Prima di descrivere com’è strutturato e come funziona un impianto elettrico domestico, è bene ricordare quali sono le caratteristiche della corrente elettrica é le rispettive unità di misura.
L’unità di misura della tensione che “spinge” la corrente elettrica all’interno del circuito è il volt (V): il termine “tensione elettrica” è comunemente usato come sinonimo di “differenza di potenziale” elettrico, differenza che è necessario esista tra due conduttori affinché vi sia passaggio di corrente. In Italia, per gli impianti elettrici domestici la tensione (detta anche “voltaggio”) è generalmente di 220 V, con una tolleranza di circa +10% garantita dall’ente o dall’azienda erogatori.
L’intensità, o portata, di corrente è la quantità di elettroni che fluisce a ogni secondo attraverso un punto del circuito e viene misurata in ampère (A); la portata dipende in parte dalla tensione, in parte dalla resistenza del conduttore.
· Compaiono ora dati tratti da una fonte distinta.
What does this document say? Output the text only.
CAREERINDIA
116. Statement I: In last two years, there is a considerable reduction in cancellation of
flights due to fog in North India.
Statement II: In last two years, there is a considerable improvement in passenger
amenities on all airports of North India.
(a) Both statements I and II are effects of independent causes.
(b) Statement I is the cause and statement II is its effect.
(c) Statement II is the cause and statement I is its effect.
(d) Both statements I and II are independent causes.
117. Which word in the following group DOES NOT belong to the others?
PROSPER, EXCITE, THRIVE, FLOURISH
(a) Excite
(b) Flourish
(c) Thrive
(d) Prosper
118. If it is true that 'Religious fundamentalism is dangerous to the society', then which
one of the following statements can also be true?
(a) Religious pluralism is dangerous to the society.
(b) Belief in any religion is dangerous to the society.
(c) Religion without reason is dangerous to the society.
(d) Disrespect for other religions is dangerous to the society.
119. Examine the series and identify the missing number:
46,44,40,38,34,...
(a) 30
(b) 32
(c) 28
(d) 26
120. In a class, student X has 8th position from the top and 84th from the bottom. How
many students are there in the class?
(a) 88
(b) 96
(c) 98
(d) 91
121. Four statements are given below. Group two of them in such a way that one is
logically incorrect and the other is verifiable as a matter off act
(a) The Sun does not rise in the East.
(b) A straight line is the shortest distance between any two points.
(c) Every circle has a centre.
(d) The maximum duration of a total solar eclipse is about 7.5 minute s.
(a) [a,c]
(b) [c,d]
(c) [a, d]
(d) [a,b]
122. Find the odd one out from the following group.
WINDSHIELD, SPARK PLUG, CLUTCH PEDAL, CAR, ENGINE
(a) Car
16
Questa viene misurata in ohm (Q) e prende il nome dal fisico tedesco Georg Simon Ohm (1787-1854), al quale si deve l’enunciazione dell’omonima legge, secondo cui l’intensità della corrente che attraversa un conduttore è inversamente proporzionale alla sua resistenza. Questa legge viene espressa con la formula V:Q= A e consente, date due grandezze note, di determinare la terza.
Il watt (W) è l’unità di misura della potenza e indica il consumo di un apparecchio elettrico in un determinato arco di tempo. La formula V x A = W (tensione x portata = potenza) consente di calcolare il carico di un circuito (vedi oltre), calcolo importantissimo quando si voglia, per esempio, aggiungere un nuovo apparecchio a una presa fissa oppure ampliare un circuito.
La quantità di energia elettrica consumata in un determinato arco di tempo viene misurata in chilowattora (kWh): unità di misura che è riportata sulle bollette di addebito che l’ente o l’azienda erogatori inviano agli utenti.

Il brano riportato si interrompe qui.